Reactions to the veep debate.
First you have to decide whether it’s all about substance or style.
If it’s style, then it’s all about Joe Biden’s facial expressions. It started with Paul Ryan’s first long answer, ripping the Obama administration for its changing story about whether the fatal attack on the U.S. consulate in Benghazi was a spontaneous mob action or an organized terrorist action.
To me, the tragic incident is a bit overrated, especially if it’s going to become the symbol of Obama administration foreign policy. But the administration is justifiably embarrassed for allowing the attack to succeed and for taking too long to figure out its source.

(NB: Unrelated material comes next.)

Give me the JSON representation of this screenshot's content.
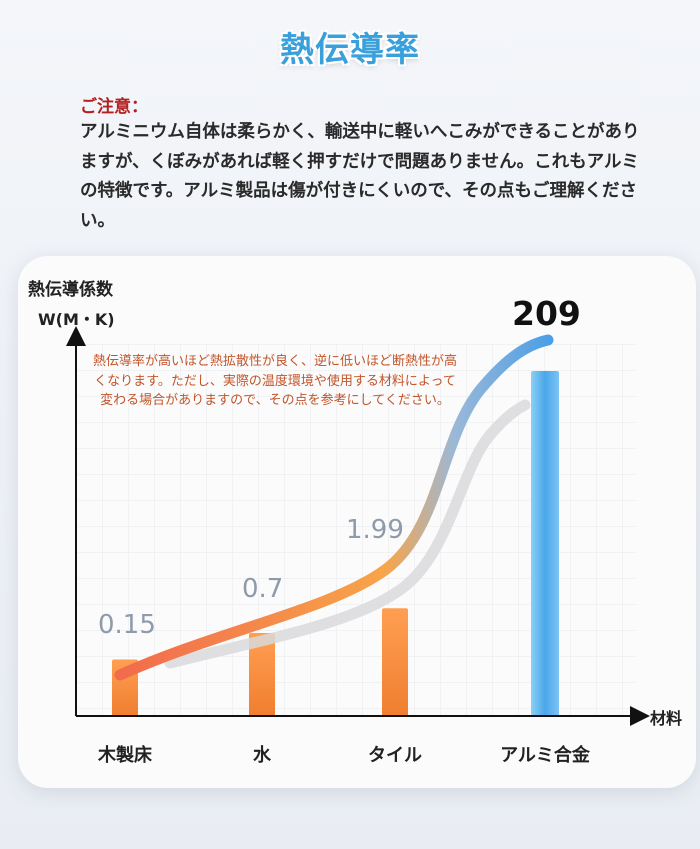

Of course, Team Romney is in the market for any cockup it can use to embarrass the administration. This is normal, natural and inevitable in a modern campaign. Moderator Martha Raddatz might as well have just said: “Congressman Ryan, please rip the administration for a minute or two about Benghazi.” And Ryan did.
But as soon as the camera showed Vice President Biden flashing a big toothy grin during Ryan’s peroration, and then showed him laughing ruefully and finally actually mouthing the words “that’s not true,” I thought that this would become the story of the night and probably swing voters aren’t going to like this version of Joe Biden.
And it never stopped.
Old vs. young
Cut to the first post-debate seconds when Fox News surveyed their crew for reactions, specifically Britt Hume’s reaction, which he said would be all about Biden’s grinning. “I thought it was…It looked like a cranky old man debate a polite young man.”
This morning, I read that the twitterverse lit up instantly with reactions to Biden’s facial expressions with predictable comparisons to Al Gore’s disastrous sighing and eye-rolling during his first 2000 campaign debate against George W. Bush.
Obviously, Dem spinners were to going to say that this was Biden being Biden, that he is a passionate guy who lets his feelings show. It’s also possible that Biden was overcompensating for President Obama’s low-key performance in the first debate, which is universally conceded to have been a political disaster.
Personally, I didn’t care for Biden’s mugging. Let Ryan talk, then point out your disagreements with his answers, factually and otherwise. But I also wish the whole country could take a pledge to actually listen and think about facts and arguments and stop letting every debate be about facial expressions, body language, manners and other issues of style and “optics.”
But what if the debate was about substance?
To me, Biden won the substantial arguments, although maybe “substance” isn’t the perfect word for what I’m describing if by “substance” we mean a battle of facts and figures. Ryan is very good at facts and figures. Today and tomorrow, the fact-checkers will shed some light on which statistics were stretched and which were spot on. Personally, I didn’t hear a whole lot of obvious howlers from either candidate.
The argument that Biden won (in my subjective perception) was the big one, the are-you-better-off- than-four-years-ago one, the whose-side-are-you-on one. In fact, I should call this a substantive argument, and I shouldn’t imply that substance can thrive without facts or figures. The argument I’m talking about is a more general argument about recent history and the fundamental nature of the two parties.
Edge of abyss
Four years ago -- four years ago this very month -- the financial system was poised on the edge of an abyss so scary that even the Republicans in Congress had to go along with a massive government intervention. That was the eighth year of the Bush presidency and, although life is complicated and certainly the inner workings of the global economy are mysterious, the way these things work, President Bush and his policies and his party have to accept the political responsibility for that scary month and for most of the massive cost of keeping the economy from falling completely off that cliff.
Those policies featured deregulation and tax cuts, especially for the wealthy. They included the cost two wars, at least one of which was sold on a lie or, to put it more charitably, willing suspension of disbelief and refusal to accept the fact that there were no weapons of mass destruction in Iraq. Obama, by the way, opposed the U.S. entry into Iraq. Biden voted for it. He has since expressed regret for that vote. Mitt Romney and Paul Ryan supported the entry into the war and have never, so far as I know, admitted error.
When Biden said “we don’t need another war,” he was noting that the two current wars started under Bush, but he was also flying at a fairly high altitude over facts and history. He wasn’t engaging the Ryan meme that the Obama administration “projects weakness” and that weakness invites aggression. He was suggesting that the hawks and necons who, in recent history at least, always seem to have another war they want to fight, have become a wing of the Republican Party.
Biden can thrust and parry with Ryan over details of bills, although I think Ryan is better at it. But when it gets to the big, substantive architecture of the argument, that’s where I think Biden connected.
He did a much better job than Obama did of suggesting, when you get above the details, the Republicans are always seeking another tax cut for the rich. They are always trying to privatize or voucherize Social Security and Medicare because, as he said last night, they’ve never been too crazy about those programs, and he told the viewing audience that they are allowed “listen to their instincts” and “trust their instincts” about which party is really committed to preserving those programs.